WingNews logo WingNews
top | item 8638010

(no title)

craigwblake | 11 years ago

Let's put those numbers in perspective, though. The CDC [1] claims that 600,000 people die per year due to heart disease, most of the causes of which (again according to the CDC) are people's choices in food and drink. That's pretty good evidence that food, on the whole, is not safer now.

1. http://www.cdc.gov/heartdisease/facts.htm

discuss

order

schoen|11 years ago

Seems to be an interesting difficult in terms of whether the dangers in food are ones that people consuming it can expect to perceive. In an era when food poisoning was more common, maybe a lot of people knew quickly whether the food they ate had harmed them; now folks eating junk food might have to wait years to experience some of the adverse effects, and can't really relate those effects to a particular purchase or product or vendor.
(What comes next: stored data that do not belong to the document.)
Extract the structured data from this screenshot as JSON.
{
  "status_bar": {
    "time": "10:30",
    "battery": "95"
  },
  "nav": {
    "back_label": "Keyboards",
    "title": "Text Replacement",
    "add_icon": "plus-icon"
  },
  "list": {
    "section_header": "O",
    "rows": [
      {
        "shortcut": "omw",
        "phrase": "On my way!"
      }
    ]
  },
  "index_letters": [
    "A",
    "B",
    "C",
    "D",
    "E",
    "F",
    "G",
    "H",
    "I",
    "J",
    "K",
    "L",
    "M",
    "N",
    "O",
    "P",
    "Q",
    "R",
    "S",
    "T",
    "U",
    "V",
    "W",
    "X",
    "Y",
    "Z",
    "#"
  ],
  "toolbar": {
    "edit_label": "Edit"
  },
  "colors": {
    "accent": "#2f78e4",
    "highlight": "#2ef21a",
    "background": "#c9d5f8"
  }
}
I worry about a similar thing for computer security. A lot of the threats that we used to think about in terms of, say, viruses, wanted to get the user's attention either through innocuous mischief, or by showing off with spectacularly destructive behavior, like deleting files or crashing the machine or even erasing the hard drive. "Look at me, I infected your computer!" And later we saw adware which tries to get the user's attention for marketing purposes (which is definitely still a thing).
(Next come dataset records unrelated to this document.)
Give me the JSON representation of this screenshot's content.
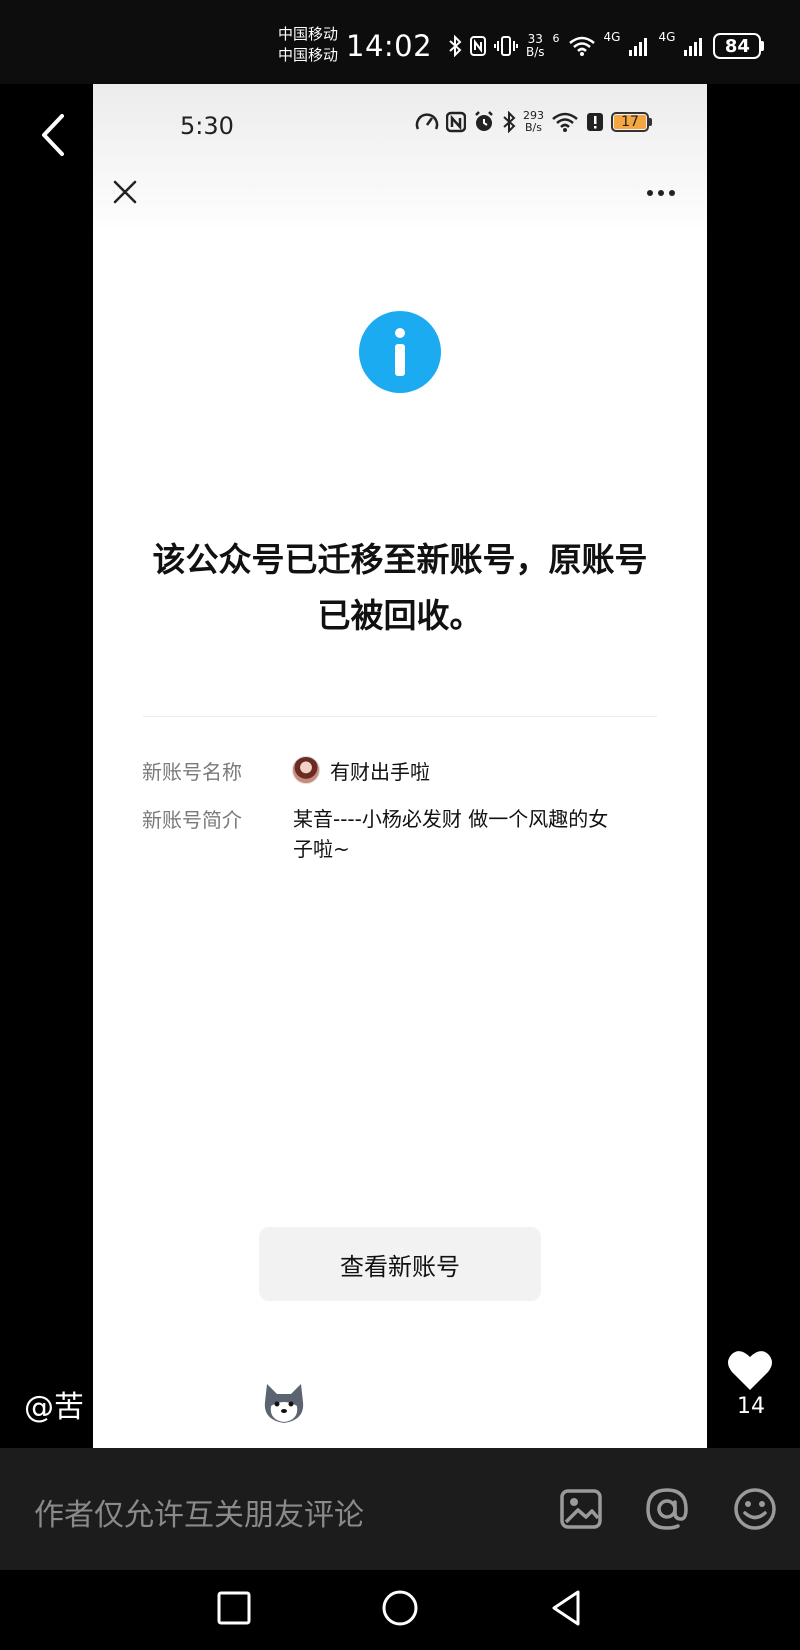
{
  "outer_status": {
    "carrier_1": "中国移动",
    "carrier_2": "中国移动",
    "time": "14:02",
    "speed_value": "33",
    "speed_unit": "B/s",
    "wifi_label": "6",
    "network_1": "4G",
    "network_2": "4G",
    "battery": "84"
  },
  "inner_status": {
    "time": "5:30",
    "speed_value": "293",
    "speed_unit": "B/s",
    "battery": "17",
    "battery_color": "#f4a640"
  },
  "notice": {
    "info_color": "#1aabf0",
    "headline_line1": "该公众号已迁移至新账号，原账号",
    "headline_line2": "已被回收。",
    "name_label": "新账号名称",
    "name_value": "有财出手啦",
    "intro_label": "新账号简介",
    "intro_line1": "某音----小杨必发财 做一个风趣的女",
    "intro_line2": "子啦~",
    "view_button": "查看新账号"
  },
  "post": {
    "author_handle": "@苦",
    "likes": "14"
  },
  "comment_bar": {
    "placeholder": "作者仅允许互关朋友评论"
  },
  "icons": {
    "back": "chevron-left-icon",
    "close": "close-icon",
    "more": "more-icon",
    "info": "info-icon",
    "like": "heart-icon",
    "image": "image-icon",
    "mention": "at-icon",
    "emoji": "emoji-icon",
    "nav_recent": "square-icon",
    "nav_home": "circle-icon",
    "nav_back": "triangle-back-icon"
  }
}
But now a whole lot of attackers have a goal of long-term, pervasive, convert compromise, to be used selectively later on -- botnets for DDoS attacks and spam, keyloggers for delayed financial fraud or government surveillance, "advanced persistent threats" to compromise infrastructure, maybe in service of transitively compromising other infrastructure.

http://www.isaca.org/chapters2/Norway/NordicConference/Docum...
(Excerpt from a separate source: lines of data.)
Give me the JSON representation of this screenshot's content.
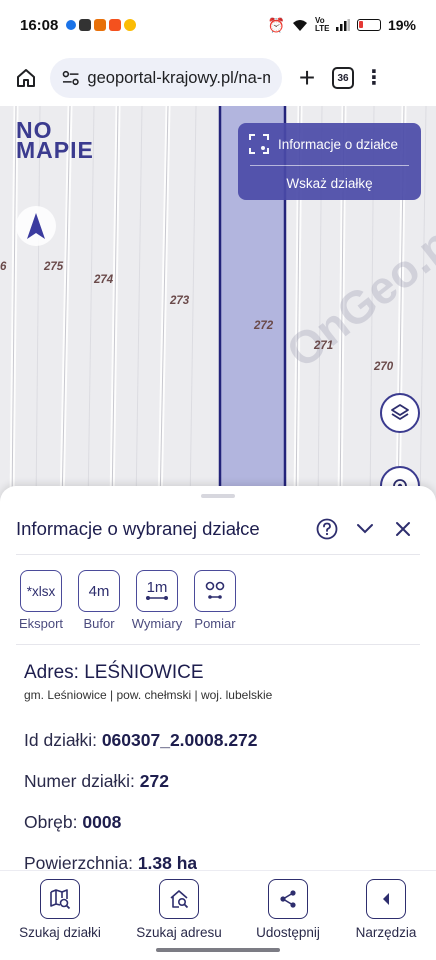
{
  "status": {
    "time": "16:08",
    "battery": "19%",
    "network": "Vo LTE"
  },
  "browser": {
    "url": "geoportal-krajowy.pl/na-m",
    "tab_count": "36"
  },
  "map": {
    "logo": {
      "line1": "NO",
      "line2": "MAPIE"
    },
    "info_panel": {
      "title": "Informacje o działce",
      "action": "Wskaż działkę"
    },
    "parcel_labels": [
      "6",
      "275",
      "274",
      "273",
      "272",
      "271",
      "270"
    ],
    "watermark": "OnGeo.pl"
  },
  "sheet": {
    "title": "Informacje o wybranej działce",
    "tools": [
      {
        "symbol": "*xlsx",
        "label": "Eksport"
      },
      {
        "symbol": "4m",
        "label": "Bufor"
      },
      {
        "symbol": "1m",
        "label": "Wymiary"
      },
      {
        "symbol": "",
        "label": "Pomiar"
      }
    ],
    "address": "Adres: LEŚNIOWICE",
    "admin": "gm. Leśniowice | pow. chełmski | woj. lubelskie",
    "fields": [
      {
        "label": "Id działki: ",
        "value": "060307_2.0008.272"
      },
      {
        "label": "Numer działki: ",
        "value": "272"
      },
      {
        "label": "Obręb: ",
        "value": "0008"
      },
      {
        "label": "Powierzchnia: ",
        "value": "1.38 ha"
      }
    ]
  },
  "nav": [
    {
      "label": "Szukaj działki"
    },
    {
      "label": "Szukaj adresu"
    },
    {
      "label": "Udostępnij"
    },
    {
      "label": "Narzędzia"
    }
  ],
  "colors": {
    "accent": "#3b3b8f",
    "panel": "#4b4ba8",
    "highlight": "#9fa3d8"
  }
}
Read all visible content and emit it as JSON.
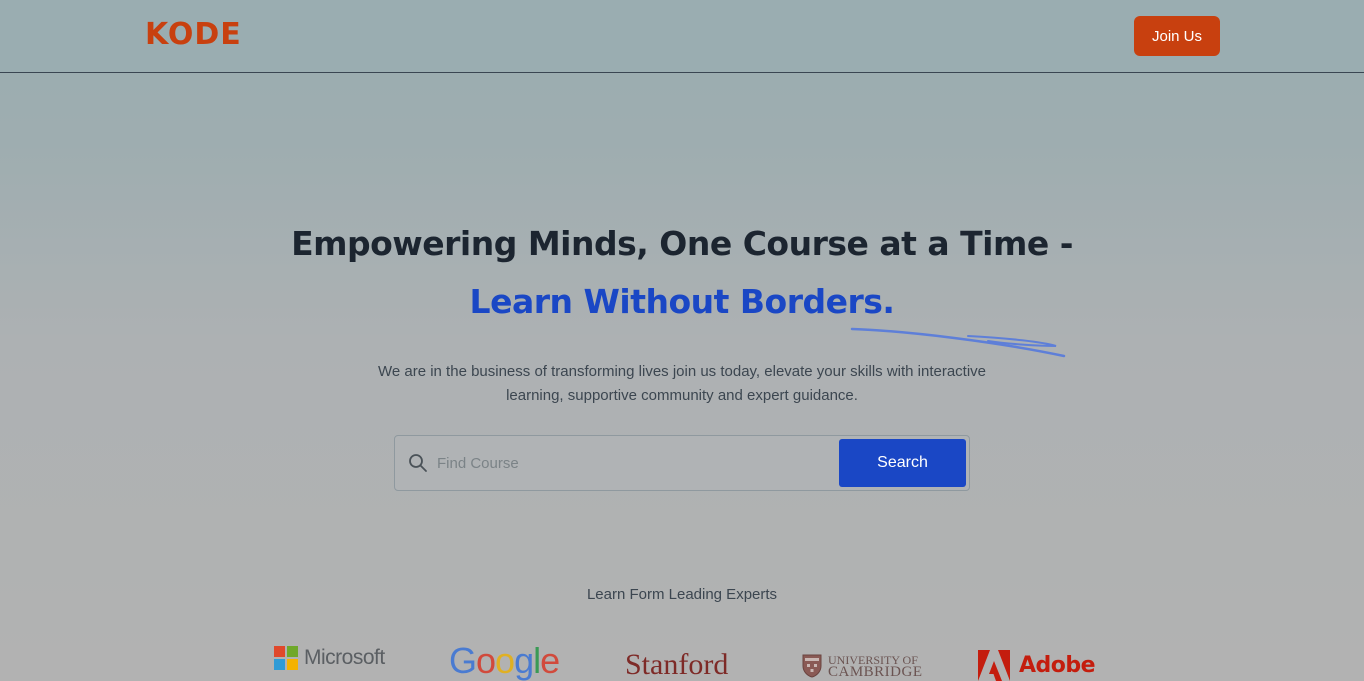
{
  "header": {
    "logo": "KODE",
    "join_label": "Join Us"
  },
  "hero": {
    "line1": "Empowering Minds, One Course at a Time -",
    "line2": "Learn Without Borders.",
    "subtext": "We are in the business of transforming lives join us today, elevate your skills with interactive learning, supportive community and expert guidance."
  },
  "search": {
    "placeholder": "Find Course",
    "value": "",
    "button_label": "Search"
  },
  "experts": {
    "label": "Learn Form Leading Experts",
    "partners": {
      "microsoft": "Microsoft",
      "google": [
        "G",
        "o",
        "o",
        "g",
        "l",
        "e"
      ],
      "stanford": "Stanford",
      "cambridge_line1": "UNIVERSITY OF",
      "cambridge_line2": "CAMBRIDGE",
      "adobe": "Adobe"
    }
  },
  "colors": {
    "brand": "#c8400f",
    "accent": "#1a47c5",
    "google": [
      "#4a7bd1",
      "#d14a3c",
      "#e0b023",
      "#4a7bd1",
      "#3a9a55",
      "#d14a3c"
    ],
    "microsoft": [
      "#e0482b",
      "#6fa82a",
      "#2f9bd6",
      "#f4b200"
    ]
  },
  "icons": {
    "search": "search-icon",
    "underline": "scribble-underline-icon"
  }
}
So in the past there was a common expectation that a virus would do something that the user could notice, or else what's the point? Whereas nowadays if someone says "the government is spying on me, my computer displayed a weird security warning message" it tends to reduce the credibility of the claim, because we expect that botnet developers and government hackers are as covert as possible, delaying the moment when victims of compromise would notice anything's wrong for as far as possible, trying to break or obfuscate the link between the attack and its results as much as possible.

So in one sense computers have also gotten more dangerous because there are more powerful and pervasive attackers, but in another sense there may be a trend away from risks of getting any kind of malware whose effects you will notice any time soon.